N. Volkova, Dr. A. Maneghetti ile aynı fikirde. Yazar, “Psikosomatik” adlı eserinde kronik (ya da sıklıkla ortaya çıkan) bir hastalığın üstesinden gelebilmek için psikolojik değişimin gerekli olduğunu savunmaktadır.

Çocuk hastalıklarının da bu psikolojik, bilinçaltı bileşeni vardır. Bir çocuğun hastalığının gerçek nedeni nasıl anlaşılır ve bebeğe nasıl yardım edilir?

Çocukluk çağı hastalıklarının büyük çoğunluğu gözler, burun, kulaklar, deri ve boğazla ilişkilidir. Çocukların hastalıkları, duygularını tam olarak ifade edemediklerini (bunu yapamamak veya ebeveynlerin yasaklaması nedeniyle) gösterir. Hastalıklar sevgi, dikkat ve bakım eksikliğinin sonucudur.
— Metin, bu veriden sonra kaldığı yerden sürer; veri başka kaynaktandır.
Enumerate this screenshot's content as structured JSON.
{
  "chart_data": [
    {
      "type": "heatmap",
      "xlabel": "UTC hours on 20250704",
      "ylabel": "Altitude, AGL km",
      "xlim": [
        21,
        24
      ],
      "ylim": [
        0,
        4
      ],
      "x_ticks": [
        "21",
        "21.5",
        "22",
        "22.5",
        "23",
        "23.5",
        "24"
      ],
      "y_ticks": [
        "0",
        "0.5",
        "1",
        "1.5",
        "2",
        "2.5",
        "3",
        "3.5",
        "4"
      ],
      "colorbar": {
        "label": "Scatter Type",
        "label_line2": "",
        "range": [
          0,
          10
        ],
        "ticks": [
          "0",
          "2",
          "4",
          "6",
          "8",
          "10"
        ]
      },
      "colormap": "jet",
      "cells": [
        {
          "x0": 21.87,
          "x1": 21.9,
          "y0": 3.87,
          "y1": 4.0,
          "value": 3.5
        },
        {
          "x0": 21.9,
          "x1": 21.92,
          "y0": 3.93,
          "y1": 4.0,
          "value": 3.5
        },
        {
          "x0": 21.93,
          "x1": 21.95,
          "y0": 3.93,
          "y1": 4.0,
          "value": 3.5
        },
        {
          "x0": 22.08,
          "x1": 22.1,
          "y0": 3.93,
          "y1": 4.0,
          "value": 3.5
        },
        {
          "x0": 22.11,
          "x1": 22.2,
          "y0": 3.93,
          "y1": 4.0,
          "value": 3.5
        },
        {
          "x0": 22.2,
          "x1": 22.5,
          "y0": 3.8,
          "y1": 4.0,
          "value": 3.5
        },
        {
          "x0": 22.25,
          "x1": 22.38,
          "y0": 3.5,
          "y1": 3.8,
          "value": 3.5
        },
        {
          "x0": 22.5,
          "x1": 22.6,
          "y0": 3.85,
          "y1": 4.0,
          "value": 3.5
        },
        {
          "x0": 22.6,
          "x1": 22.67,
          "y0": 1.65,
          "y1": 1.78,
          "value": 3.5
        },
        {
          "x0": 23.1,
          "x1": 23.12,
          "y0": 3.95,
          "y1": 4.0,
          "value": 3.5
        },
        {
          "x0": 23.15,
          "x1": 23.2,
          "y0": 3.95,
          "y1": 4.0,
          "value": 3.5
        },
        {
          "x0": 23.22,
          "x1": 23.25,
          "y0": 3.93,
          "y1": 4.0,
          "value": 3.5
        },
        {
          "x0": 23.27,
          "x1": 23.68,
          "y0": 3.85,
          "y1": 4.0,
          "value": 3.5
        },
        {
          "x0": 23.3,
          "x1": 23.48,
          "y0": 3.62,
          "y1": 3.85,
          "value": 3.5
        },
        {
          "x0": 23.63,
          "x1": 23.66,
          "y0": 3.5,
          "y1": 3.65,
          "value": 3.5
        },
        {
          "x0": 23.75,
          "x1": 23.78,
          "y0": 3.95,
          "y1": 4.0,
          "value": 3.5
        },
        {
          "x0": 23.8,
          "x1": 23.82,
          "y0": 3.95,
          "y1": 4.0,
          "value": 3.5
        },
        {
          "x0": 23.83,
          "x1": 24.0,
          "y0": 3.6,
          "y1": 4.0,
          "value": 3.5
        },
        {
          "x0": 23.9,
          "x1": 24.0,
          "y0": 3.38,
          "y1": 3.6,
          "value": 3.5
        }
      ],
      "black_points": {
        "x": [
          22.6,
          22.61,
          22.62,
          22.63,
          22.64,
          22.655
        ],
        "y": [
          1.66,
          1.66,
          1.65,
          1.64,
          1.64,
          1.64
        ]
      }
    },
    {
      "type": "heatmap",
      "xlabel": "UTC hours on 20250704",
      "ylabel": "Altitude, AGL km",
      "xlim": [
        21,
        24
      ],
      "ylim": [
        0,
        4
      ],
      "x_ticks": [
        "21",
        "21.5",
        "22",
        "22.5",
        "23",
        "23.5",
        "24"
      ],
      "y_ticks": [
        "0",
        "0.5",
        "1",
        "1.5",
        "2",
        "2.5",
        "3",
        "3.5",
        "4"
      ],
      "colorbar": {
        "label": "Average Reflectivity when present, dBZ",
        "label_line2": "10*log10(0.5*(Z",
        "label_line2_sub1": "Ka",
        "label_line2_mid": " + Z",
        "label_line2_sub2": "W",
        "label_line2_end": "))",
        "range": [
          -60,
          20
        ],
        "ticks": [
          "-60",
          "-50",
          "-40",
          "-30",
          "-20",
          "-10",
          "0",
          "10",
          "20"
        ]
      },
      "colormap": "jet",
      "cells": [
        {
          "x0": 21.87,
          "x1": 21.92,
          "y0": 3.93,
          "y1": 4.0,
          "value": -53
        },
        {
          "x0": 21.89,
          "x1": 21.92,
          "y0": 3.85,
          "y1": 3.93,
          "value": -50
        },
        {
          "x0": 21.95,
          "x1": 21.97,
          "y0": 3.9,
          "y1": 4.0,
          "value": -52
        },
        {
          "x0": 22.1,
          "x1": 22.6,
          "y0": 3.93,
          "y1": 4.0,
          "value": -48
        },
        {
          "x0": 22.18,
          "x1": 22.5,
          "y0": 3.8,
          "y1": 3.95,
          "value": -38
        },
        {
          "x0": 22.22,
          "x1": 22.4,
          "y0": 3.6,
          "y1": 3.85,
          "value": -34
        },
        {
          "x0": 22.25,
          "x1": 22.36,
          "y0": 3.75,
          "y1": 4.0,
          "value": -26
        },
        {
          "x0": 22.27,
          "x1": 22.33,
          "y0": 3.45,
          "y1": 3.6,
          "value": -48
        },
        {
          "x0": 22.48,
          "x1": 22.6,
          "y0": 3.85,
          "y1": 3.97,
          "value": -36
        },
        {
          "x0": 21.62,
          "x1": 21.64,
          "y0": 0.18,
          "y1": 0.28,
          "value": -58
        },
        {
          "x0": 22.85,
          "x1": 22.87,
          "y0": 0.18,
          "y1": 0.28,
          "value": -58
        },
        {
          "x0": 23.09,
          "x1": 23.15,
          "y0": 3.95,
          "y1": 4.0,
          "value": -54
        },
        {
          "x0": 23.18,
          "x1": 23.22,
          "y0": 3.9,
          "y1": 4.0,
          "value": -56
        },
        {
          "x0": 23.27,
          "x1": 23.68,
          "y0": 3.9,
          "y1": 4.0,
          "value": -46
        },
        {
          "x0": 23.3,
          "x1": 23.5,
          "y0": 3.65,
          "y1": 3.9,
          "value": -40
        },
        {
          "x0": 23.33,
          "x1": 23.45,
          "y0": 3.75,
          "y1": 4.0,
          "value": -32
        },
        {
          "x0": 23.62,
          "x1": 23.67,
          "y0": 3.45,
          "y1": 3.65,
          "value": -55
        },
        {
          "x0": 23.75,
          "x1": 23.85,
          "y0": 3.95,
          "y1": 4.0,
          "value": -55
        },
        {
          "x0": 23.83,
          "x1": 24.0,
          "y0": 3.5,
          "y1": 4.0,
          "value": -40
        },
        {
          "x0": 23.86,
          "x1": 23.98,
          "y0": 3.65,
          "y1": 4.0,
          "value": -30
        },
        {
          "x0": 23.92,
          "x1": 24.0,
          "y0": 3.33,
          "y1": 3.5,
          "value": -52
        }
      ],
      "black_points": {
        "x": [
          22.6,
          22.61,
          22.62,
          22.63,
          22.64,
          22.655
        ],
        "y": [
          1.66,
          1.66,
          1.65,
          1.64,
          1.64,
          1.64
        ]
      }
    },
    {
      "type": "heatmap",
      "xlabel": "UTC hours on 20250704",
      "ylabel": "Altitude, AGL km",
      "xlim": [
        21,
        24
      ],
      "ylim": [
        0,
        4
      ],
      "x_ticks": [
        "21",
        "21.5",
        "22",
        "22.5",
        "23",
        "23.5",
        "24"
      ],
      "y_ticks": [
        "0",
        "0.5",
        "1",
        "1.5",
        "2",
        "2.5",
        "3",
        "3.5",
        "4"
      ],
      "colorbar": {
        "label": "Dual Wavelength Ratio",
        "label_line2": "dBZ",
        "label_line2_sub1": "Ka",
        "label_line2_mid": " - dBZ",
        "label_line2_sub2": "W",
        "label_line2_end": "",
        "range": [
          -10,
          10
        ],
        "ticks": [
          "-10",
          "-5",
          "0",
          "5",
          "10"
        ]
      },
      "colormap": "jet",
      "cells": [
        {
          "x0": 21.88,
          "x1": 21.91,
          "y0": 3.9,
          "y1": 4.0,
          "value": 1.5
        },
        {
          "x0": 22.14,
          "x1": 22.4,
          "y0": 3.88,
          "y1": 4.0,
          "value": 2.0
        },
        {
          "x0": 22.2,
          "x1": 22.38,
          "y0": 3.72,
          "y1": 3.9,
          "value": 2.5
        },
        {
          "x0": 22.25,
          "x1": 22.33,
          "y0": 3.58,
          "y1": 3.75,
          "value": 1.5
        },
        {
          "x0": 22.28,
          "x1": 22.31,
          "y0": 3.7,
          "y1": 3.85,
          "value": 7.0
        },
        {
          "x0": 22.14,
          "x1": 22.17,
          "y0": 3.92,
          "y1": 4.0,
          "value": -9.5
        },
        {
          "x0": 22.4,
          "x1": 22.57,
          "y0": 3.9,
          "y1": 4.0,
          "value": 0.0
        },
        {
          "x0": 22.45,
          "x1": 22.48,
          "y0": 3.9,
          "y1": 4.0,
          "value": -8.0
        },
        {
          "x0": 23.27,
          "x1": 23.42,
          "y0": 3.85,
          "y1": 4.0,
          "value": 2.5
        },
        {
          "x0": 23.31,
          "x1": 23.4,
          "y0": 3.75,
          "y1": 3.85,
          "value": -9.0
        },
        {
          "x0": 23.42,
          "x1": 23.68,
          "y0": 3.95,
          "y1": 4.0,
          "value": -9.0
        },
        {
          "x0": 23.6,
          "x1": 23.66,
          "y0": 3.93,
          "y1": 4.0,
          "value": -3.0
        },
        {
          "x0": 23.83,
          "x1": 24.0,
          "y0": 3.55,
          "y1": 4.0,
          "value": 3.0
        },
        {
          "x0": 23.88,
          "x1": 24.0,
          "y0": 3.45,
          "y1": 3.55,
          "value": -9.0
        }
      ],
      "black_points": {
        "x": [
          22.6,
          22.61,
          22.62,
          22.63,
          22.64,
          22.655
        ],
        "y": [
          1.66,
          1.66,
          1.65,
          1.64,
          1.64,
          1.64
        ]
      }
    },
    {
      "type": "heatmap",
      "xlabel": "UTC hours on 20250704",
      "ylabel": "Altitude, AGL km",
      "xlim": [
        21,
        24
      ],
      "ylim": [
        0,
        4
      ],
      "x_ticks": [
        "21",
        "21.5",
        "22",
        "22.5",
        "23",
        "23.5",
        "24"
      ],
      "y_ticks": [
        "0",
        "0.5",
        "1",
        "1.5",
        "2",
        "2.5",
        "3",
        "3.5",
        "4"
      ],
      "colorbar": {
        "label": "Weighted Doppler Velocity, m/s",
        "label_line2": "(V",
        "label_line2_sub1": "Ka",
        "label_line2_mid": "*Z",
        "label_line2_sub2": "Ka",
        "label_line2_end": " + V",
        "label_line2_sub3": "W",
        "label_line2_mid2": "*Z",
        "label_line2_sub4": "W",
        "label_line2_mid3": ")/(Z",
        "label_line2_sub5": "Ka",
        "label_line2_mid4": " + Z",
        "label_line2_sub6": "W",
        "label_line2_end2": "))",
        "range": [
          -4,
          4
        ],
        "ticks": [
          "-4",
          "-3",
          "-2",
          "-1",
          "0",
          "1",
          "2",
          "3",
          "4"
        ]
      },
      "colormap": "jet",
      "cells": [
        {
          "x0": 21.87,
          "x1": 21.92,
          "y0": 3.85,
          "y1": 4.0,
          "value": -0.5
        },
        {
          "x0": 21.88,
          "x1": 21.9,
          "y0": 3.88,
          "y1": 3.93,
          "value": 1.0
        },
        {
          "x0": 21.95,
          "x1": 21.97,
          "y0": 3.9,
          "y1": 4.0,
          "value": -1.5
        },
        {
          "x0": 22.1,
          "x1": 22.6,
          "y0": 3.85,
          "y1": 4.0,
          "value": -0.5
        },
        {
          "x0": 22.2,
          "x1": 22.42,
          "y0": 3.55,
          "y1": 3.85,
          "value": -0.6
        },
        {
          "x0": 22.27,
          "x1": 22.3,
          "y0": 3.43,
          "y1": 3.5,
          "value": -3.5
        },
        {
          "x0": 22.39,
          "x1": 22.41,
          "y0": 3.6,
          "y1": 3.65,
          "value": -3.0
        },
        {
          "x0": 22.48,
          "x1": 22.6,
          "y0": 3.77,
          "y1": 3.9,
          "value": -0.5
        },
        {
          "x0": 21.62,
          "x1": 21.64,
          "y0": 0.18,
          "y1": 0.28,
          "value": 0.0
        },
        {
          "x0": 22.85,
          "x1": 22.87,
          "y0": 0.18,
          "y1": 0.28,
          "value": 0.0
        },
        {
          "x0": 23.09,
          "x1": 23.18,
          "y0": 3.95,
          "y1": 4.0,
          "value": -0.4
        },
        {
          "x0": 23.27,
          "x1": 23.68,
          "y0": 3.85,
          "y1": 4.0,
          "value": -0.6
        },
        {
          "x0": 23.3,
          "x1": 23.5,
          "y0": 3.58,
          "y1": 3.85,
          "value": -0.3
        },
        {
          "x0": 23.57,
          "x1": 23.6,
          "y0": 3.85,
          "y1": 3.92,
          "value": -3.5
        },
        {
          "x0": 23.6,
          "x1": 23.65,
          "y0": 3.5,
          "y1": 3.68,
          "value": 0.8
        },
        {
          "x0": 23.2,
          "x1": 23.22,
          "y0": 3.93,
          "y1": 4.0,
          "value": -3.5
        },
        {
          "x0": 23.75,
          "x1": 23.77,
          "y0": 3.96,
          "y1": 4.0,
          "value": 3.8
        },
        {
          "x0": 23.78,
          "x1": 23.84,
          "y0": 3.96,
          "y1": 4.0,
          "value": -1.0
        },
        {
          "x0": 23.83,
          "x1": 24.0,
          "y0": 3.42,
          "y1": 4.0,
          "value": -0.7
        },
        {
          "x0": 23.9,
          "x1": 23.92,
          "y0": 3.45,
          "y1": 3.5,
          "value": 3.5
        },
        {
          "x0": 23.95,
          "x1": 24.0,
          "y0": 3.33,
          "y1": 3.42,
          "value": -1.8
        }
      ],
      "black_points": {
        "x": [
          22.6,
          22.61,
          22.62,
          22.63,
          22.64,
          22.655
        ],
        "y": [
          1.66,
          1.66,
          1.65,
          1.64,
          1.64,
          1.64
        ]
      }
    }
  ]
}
Çocuk doğduğu andan itibaren kendine ait inançlarla sosyal bir ortama girer. Ancak doğumdan itibaren bebeğin kendi inançları vardır. Çocuğun etrafındaki insanlara uyum sağlaması gerekecektir. Çocuk, yetişkinler hoşlanmasa bile duygularını ve hislerini ifade etme hakkına sahip olduğunu anlamalıdır, ancak aynı zamanda çevresindeki insanların kendi işleri, kaygıları olduğunu ve tüm boş zamanlarını buna adayamayacaklarını da anlamalıdır. o.

Pratisyen psikoterapist, homeopat, psikolog V.V. Sinelnikov, “Hastalığınızı Sevin” adlı kitabında çocukluk çağı hastalıklarının özelliklerine dikkat çekiyor. Çoğunlukla derin duygusal deneyimler fiziksel bir hastalığın arkasında gizlenir. Hastalığı yenmek için ebeveynlerin ve çocuğun ciddi bir psikolojik değişimden geçmesi gerekecektir.

Çocuklar ebeveynleriyle ince bir enerji düzeyinde bağlantılıdır ve çocukluk hastalıkları aile içindeki ilişkilerin bir yansımasıdır. Çocuk, karşısında kimse birbirine düşmanlık göstermese bile yakın akrabalar arasındaki ilişkilerde gerginlik hisseder.

Çocuklar ebeveynlerinin durumunu nasıl hissediyorlar? Biraz daha teori.

Petranovskaya: “Kabaca konuşursak, beyin “dış” (kortikal) olarak ikiye ayrılabilir - bu bizim zihnimizdir (“sıradan beyin”) ve “iç” - Limbik sistem En temel, hayati ihtiyaçlarımızdan sorumludur: yiyecek, güvenlik, açlık, soğuk, sevgi, mutluluk, sıcaklık, korku, duygular. Aynı zamanda bağışıklığı da düzenler atardamar basıncı, hormon salgılanır ve genel olarak ruh ile vücut arasındaki bağlantının yanı sıra BAĞLANTIDAN da sorumludur. Bir çocuk ile "onun" yetişkini arasında var olan derin duygusal bağa bağlanma denir.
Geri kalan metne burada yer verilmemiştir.